LiveR slashes LLM training downtime from minutes to seconds on volatile GPUs
Live reconfiguration replaces checkpoint-restart, achieving 14-23x speedup.
Training large language models increasingly relies on cheap but volatile GPU capacity—spot instances or reclaimable cluster resources. The challenge is that when capacity changes, traditional elastic training systems halt, save a checkpoint, rebuild the distributed runtime with the new topology, and restart. This stop-and-restart approach incurs massive downtime from I/O, CUDA initialization, and communicator setup.

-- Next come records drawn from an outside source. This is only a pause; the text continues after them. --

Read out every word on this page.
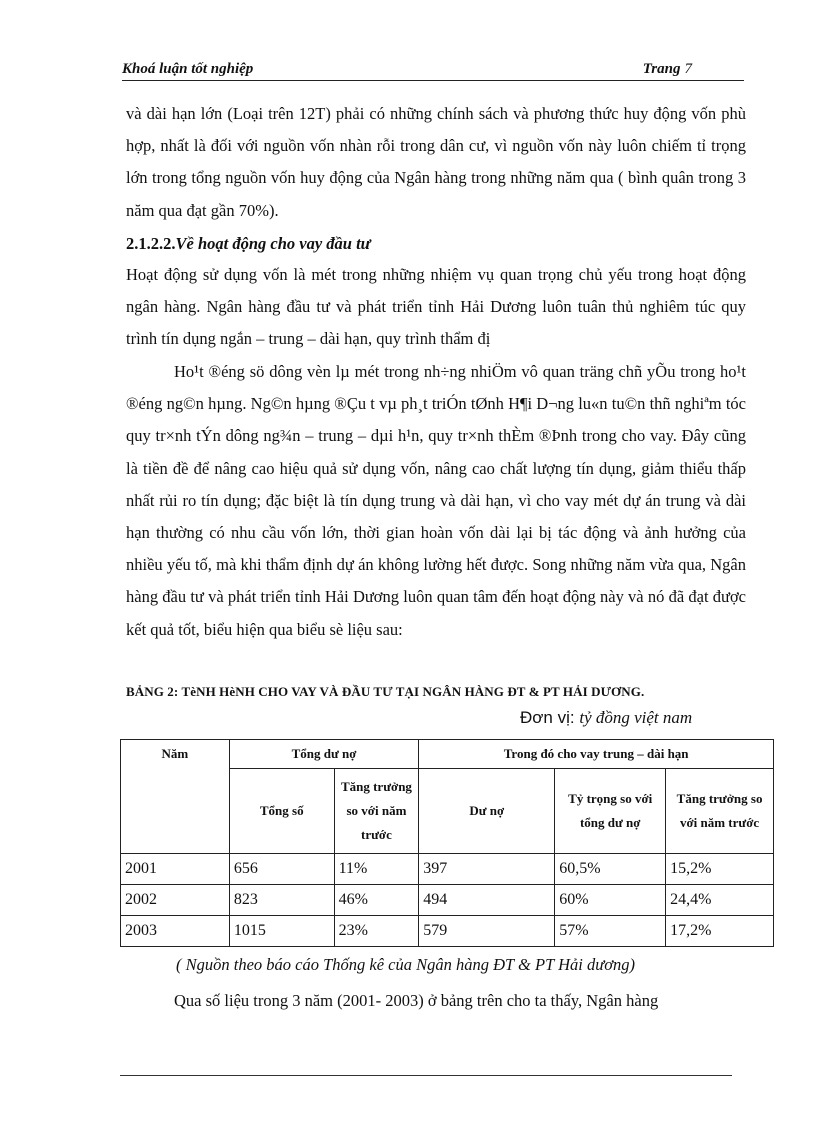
Khoá luận tốt nghiệp	Trang 7

và dài hạn lớn (Loại trên 12T) phải có những chính sách và phương thức huy động vốn phù hợp, nhất là đối với nguồn vốn nhàn rỗi trong dân cư, vì nguồn vốn này luôn chiếm tỉ trọng lớn trong tổng nguồn vốn huy động của Ngân hàng trong những năm qua ( bình quân trong 3 năm qua đạt gần 70%).

2.1.2.2.Về hoạt động cho vay đầu tư

Hoạt động sử dụng vốn là mét trong những nhiệm vụ quan trọng chủ yếu trong hoạt động ngân hàng. Ngân hàng đầu tư và phát triển tỉnh Hải Dương luôn tuân thủ nghiêm túc quy trình tín dụng ngắn – trung – dài hạn, quy trình thẩm đị

Ho¹t ®éng sö dông vèn lµ mét trong nh÷ng nhiÖm vô quan träng chñ yÕu trong ho¹t ®éng ng©n hµng. Ng©n hµng ®Çu t vµ ph¸t triÓn tØnh H¶i D¬ng lu«n tu©n thñ nghiªm tóc quy tr×nh tÝn dông ng¾n – trung – dµi h¹n, quy tr×nh thÈm ®Þnh trong cho vay. Đây cũng là tiền đề để nâng cao hiệu quả sử dụng vốn, nâng cao chất lượng tín dụng, giảm thiểu thấp nhất rủi ro tín dụng; đặc biệt là tín dụng trung và dài hạn, vì cho vay mét dự án trung và dài hạn thường có nhu cầu vốn lớn, thời gian hoàn vốn dài lại bị tác động và ảnh hưởng của nhiều yếu tố, mà khi thẩm định dự án không lường hết được. Song những năm vừa qua, Ngân hàng đầu tư và phát triển tỉnh Hải Dương luôn quan tâm đến hoạt động này và nó đã đạt được kết quả tốt, biểu hiện qua biểu sè liệu sau:

BẢNG 2: TèNH HèNH CHO VAY VÀ ĐẦU TƯ TẠI NGÂN HÀNG ĐT & PT HẢI DƯƠNG.
Đơn vị: tỷ đồng việt nam
Năm	Tổng dư nợ		Trong đó cho vay trung – dài hạn		
	Tổng số	Tăng trưởng so với năm trước	Dư nợ	Tỷ trọng so với tổng dư nợ	Tăng trưởng so với năm trước
2001	656	11%	397	60,5%	15,2%
2002	823	46%	494	60%	24,4%
2003	1015	23%	579	57%	17,2%
( Nguồn theo báo cáo Thống kê của Ngân hàng ĐT & PT Hải dương)

Qua số liệu trong 3 năm (2001- 2003) ở bảng trên cho ta thấy, Ngân hàng
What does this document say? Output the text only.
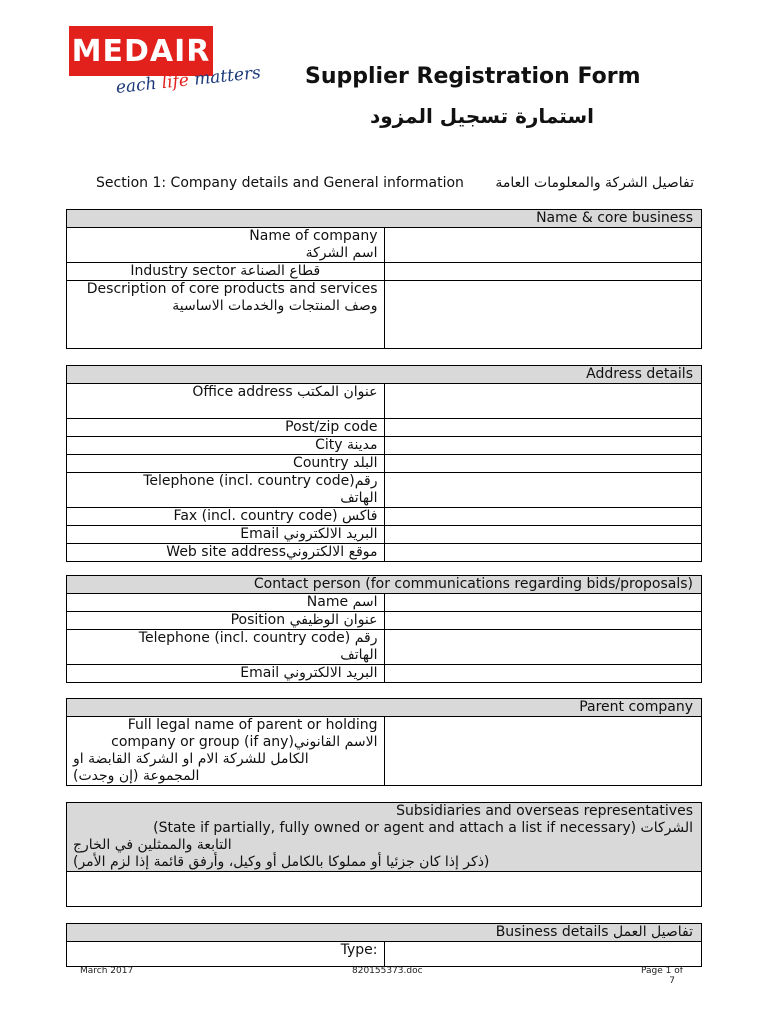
MEDAIR
each life matters Supplier Registration Form
استمارة تسجيل المزود
Section 1: Company details and General information تفاصيل الشركة والمعلومات العامة
Name & core business	

Name of company
اسم الشركة	

Industry sector قطاع الصناعة	

Description of core products and services
وصف المنتجات والخدمات الاساسية	

Address details	

Office address عنوان المكتب	

Post/zip code	

City مدينة	

Country البلد	

Telephone (incl. country code)رقم
الهاتف	

Fax (incl. country code) فاكس	

Email البريد الالكتروني	

Web site addressموقع الالكتروني	

Contact person (for communications regarding bids/proposals)	

Name اسم	

Position عنوان الوظيفي	

Telephone (incl. country code) رقم
الهاتف	

Email البريد الالكتروني	

Parent company

Full legal name of parent or holding
company or group (if any)الاسم القانوني
الكامل للشركة الام او الشركة القابضة او
المجموعة (إن وجدت)

Subsidiaries and overseas representatives
(State if partially, fully owned or agent and attach a list if necessary) الشركات
التابعة والممثلين في الخارج
(ذكر إذا كان جزئيا أو مملوكا بالكامل أو وكيل، وأرفق قائمة إذا لزم الأمر)

Business details تفاصيل العمل

Type:

March 2017	820155373.doc	Page 1 of
7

LiveR, built on Megatron-LM and PyTorch, solves this by performing a live handoff between mixed-parallel training worlds. While the current world continues training, LiveR asynchronously prepares the target world—bootstrapping new workers in isolation and streaming model state over high-bandwidth interconnects while reshaping it across tensor, pipeline, and data parallel dimensions. A lightweight commit then switches training to the new world with virtually no pause. In tests on multi-node GPU clusters, LiveR reduced reconfiguration downtime from minutes to seconds, achieved 14-23x speedup over checkpoint/restart, and maintained 99% training goodput under volatile conditions, making low-cost GPU capacity far more practical for LLM training.
- LiveR replaces checkpoint-based resize with a live, bounded-memory handoff between training worlds.
- Cuts reconfiguration downtime from minutes to seconds, achieving 14–23x speedup over checkpoint/restart.
- Sustains up to 99% training goodput on volatile GPU resources like spot instances.
Why It Matters
Makes cheap spot GPUs viable for LLM training, slashing costs while maintaining near-perfect training efficiency.